Oral Arguments in Endrew F. before the United States Supreme Court, January 11, 2017
Maybe a landmark case in Special Education Law? We shall see.
As we reported in our “2016 Year in Review,” last month, the United States Supreme Court agreed to hear on January 11, 2017 oral arguments in the Colorado case of Endrew F. v. Douglas County School District. We believe that the Court taking this case is an indicator of the increasing importance of the special needs community, and we hope this case will resolve many years of ambiguity and a split in the circuit courts of appeals regarding what the educational standards the 1975 Individuals with Disabilities Education Act (IDEA).
The trial court and the federal 10th Circuit Court of Appeals held in this case (in agreement with some other circuits), that IDEA only requires the district to provide students with “some educational benefit”. Judges in some other federal circuits have held the IDEA requires more.
At oral argument on January 11th, counsel for the School District argued that the IDEA merely sets procedural requirements, and so long as the process was followed, there are no substantive criteria upon which to judge what the school district provides, other than “some benefit” which is “merely more than de minimus”. The trial court and the federal 10th Circuit Court of Appeals in this case agreed with the School District’s position. Although counsel for the School District avoided saying so directly, the import of his argument was that, so long as the procedures required by the IDEA are followed, the conclusions reached by the school district in effect are in effect not subject to judicial review.
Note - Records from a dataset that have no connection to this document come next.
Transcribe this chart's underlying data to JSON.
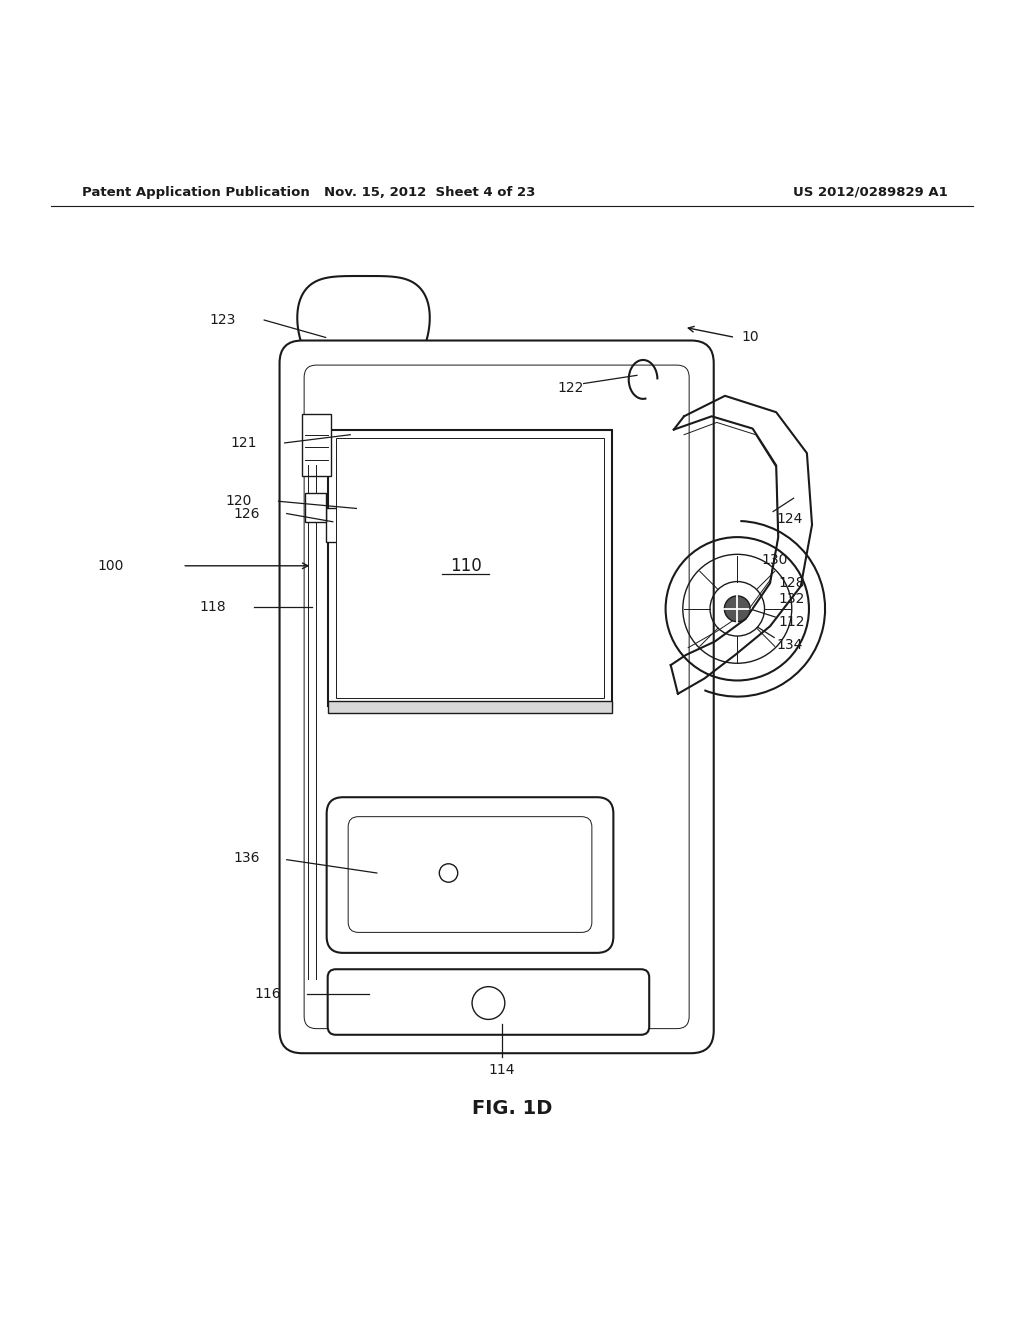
{
  "bg_color": "#ffffff",
  "line_color": "#1a1a1a",
  "header_left": "Patent Application Publication",
  "header_mid": "Nov. 15, 2012  Sheet 4 of 23",
  "header_right": "US 2012/0289829 A1",
  "figure_label": "FIG. 1D"
}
Counsel for Endrew (along with the United States Solicitor General) made, in our view, a tight-knit statutory argument (1) for why the IDEA, as amended in 1997 and 2004, requires a substantive standard in addition to a procedural standard, (2) that the substantive standard had to be more than “some benefit,” and (3) what that standard should be, as follows:
(1) The IDEA requires the School District to provide a FAPE (free, appropriate public education).
(2) The IDEA definition of FAPE states that the school has to provide an education “in conformity with the IEP [Individualized Education Plan].”
(3) For children with disabilities who, after evaluation, are judged to be able to achieve grade level with supports, the statute requires that the IEP require the school district to provide those supports.
(4) For children with disabilities who, after evaluation, are judged not to be able to achieve grade level regardless of supports, the statute requires that the IEP establish “alternative achievement benchmarks” that “reflect professional judgment as to the highest possible standards achievable by the student.”
At one point, when counsel for the School District said that the IDEA only provided a procedural guarantee and did not set a substantive standard, Justice Kagan drove to the heart of the matter, saying:
That’s wrong. This is not just a procedural guarantee. Yes, the IDEA has lots of procedures in it, but they’re all geared towards a particular substantive result. And it’s that substantive result that’s the focus of the – both the administrative process and then judicial review of what comes out of the administrative process.
The justices had clearly researched the issues prior to oral argument and asked thoughtful questions. The justices pressed both sides hard with their concerns. However, the concerns expressed to counsel for Endrew were in the nature of identifying exactly what standard to adopt consistent with the IDEA that would not result in further ambiguity and an explosion in litigation. But the concerns expressed by the Court to counsel for the School District were that it was simply an incorrect reading of the IDEA, as amended, to conclude that there were procedural but no substantive standards, and to conclude that the substantive standard of “merely more than de minimus” met the requirements of the statute.
Oral arguments can be very misleading when trying to predict the outcome of a case. However, we are optimistic from the justices’ questions and the lawyers’ responses that the
Court will find that the IDEA requires a meaningful, substantive standard, something like what counsel for Endrew is advocating.
Many of our clients and readers of this blog and our newsletters may have experienced something similar with their school district. IEP meetings have become more about the procedural rules than the substantive discussion of a TEAM coming together to set goals and benchmarks for their student with disabilities. At the last TEAM meeting I attended, the SPED department TEAM leader spent the entire time typing on her laptop and barely looked up at all of us. She collected signatures on the sign-in sheets and various forms and releases. She discussed procedural safeguards and she reviewed the data sheet to be sure it was all correct. Each person from the child’s team discussed the progress and goals recommended for their professional category and she typed it all in. When we tried to open up a discussion of certain areas like transition, she wanted to move us along because the meeting was getting too long.
We need to move away from the paper pushing and towards the goal of collaboration in IEP meetings to set goals that encourage our students to achieve their fullest potential.